Ted Striphas, who teaches at Indiana University in Bloomington, is working on a paper that’s connected to his book ‘The Late Age of Print: Everyday Book Culture From Consumerism to Control,’ due out next year on Columbia University Press. He’s posted a draft of his paper in advance of an upcoming presentation. In ‘Kindle: The New Book Mobile or the Labor of Reading in an Age of Ubiquitous Bookselling,’ he describes what he calls ‘the paradox of the e-book.’


(i) By this I mean that Kindle and other e-reading devices are at once less and more capable of duplicating the form and function -- call it the experience -- of printed books.

(ii) And as I’ll demonstrate in a moment, a great deal of public conversation about Kindle, and about the moral and intellectual worth of ebooks in general, operates within the rather narrow discursive horizons set forth by this paradox.

In other words, the traditional debate about the Kindle -- whether it’s fun to read, whether it’s more or less fun than reading a paper book -- could go further.

In this paper, therefore, I want to argue that a fixation on Kindle’s paradoxically imitative qualities deflects attention from the ways in which Amazon aspires to transform the act of reading itself into an economically lucrative, value-generating activity.

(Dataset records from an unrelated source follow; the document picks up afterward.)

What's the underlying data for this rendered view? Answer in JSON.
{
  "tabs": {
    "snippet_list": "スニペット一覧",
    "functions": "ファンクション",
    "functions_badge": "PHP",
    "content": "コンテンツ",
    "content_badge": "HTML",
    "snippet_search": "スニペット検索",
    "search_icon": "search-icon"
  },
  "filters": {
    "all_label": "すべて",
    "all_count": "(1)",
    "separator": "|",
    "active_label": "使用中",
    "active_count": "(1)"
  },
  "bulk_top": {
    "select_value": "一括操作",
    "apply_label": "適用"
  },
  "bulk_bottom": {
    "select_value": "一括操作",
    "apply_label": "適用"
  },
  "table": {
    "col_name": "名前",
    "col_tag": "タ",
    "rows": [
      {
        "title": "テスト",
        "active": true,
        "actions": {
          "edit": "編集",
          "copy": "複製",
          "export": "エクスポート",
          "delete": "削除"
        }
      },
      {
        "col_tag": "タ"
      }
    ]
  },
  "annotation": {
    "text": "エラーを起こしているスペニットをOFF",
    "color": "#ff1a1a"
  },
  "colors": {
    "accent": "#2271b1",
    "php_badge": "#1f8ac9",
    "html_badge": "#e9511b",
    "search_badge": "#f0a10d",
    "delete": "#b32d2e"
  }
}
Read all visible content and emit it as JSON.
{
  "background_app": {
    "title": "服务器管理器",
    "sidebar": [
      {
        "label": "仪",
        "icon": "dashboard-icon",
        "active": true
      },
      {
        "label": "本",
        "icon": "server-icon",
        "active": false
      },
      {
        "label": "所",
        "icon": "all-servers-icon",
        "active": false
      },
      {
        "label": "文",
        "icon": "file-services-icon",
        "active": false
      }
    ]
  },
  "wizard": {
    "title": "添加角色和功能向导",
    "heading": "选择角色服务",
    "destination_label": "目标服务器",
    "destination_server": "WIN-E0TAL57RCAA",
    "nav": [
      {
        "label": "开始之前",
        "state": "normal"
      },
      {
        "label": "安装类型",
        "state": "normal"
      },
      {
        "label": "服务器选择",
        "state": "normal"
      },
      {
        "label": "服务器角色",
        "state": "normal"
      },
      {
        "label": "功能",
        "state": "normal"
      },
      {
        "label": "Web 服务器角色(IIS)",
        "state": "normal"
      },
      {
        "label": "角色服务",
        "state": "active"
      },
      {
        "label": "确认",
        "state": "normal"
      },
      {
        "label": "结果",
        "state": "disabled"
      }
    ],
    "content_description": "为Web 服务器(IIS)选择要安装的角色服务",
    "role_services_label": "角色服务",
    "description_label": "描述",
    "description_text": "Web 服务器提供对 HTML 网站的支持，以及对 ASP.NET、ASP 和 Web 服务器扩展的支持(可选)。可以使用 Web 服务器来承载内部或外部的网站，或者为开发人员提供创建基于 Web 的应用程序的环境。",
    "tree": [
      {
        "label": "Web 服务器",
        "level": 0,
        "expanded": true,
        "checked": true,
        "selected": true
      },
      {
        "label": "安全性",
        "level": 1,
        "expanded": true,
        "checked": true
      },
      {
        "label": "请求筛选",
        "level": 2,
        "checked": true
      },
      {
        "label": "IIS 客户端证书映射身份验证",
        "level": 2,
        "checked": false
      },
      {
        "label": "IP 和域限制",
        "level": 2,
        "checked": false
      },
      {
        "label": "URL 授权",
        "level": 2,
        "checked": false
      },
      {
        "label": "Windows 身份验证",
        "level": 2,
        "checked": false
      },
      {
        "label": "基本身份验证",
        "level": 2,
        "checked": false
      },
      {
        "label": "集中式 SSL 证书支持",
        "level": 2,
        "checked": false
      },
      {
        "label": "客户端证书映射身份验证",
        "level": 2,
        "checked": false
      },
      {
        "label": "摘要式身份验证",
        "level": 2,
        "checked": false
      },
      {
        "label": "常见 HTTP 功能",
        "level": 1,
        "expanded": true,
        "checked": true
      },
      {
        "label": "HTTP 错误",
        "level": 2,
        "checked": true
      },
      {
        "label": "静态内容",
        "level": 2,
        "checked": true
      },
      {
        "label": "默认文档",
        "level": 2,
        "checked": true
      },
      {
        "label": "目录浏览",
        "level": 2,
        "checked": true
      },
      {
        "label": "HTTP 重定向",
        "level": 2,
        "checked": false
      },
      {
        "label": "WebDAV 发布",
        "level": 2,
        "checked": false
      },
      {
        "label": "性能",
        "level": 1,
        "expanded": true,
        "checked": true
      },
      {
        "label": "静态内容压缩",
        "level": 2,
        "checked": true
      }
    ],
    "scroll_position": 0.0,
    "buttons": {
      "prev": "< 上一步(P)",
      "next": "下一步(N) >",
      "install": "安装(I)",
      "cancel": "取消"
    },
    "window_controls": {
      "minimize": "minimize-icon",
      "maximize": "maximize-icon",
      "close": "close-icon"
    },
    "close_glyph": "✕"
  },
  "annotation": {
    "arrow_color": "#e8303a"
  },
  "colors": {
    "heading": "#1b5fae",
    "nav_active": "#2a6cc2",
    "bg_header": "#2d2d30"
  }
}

With the Kindle, users can write notes on the text and make electronic bookmarks. Striphas points out that the Kindle has a two-way connection with Amazon; while new reading material can be downloaded, details of Kindle-users reading histories can be uploaded, too. Kindle users serve as ‘a massively distributed, on-the-go focus group,’ he writes. For the first time, Striphas points out, the nitty-gritty details of how and what we read is being recorded.

Striphas is concerned about this data being used for commercial purposes, presuming that Amazon is collecting it with hopes of selling products or monetizing it some other way. But he acknowledges that the data itself would be interesting. What if it were shared? ‘Imagine what public librarians might discover about people’s book reading habits,’ he writes, ‘were they given access to such unprecedented information.’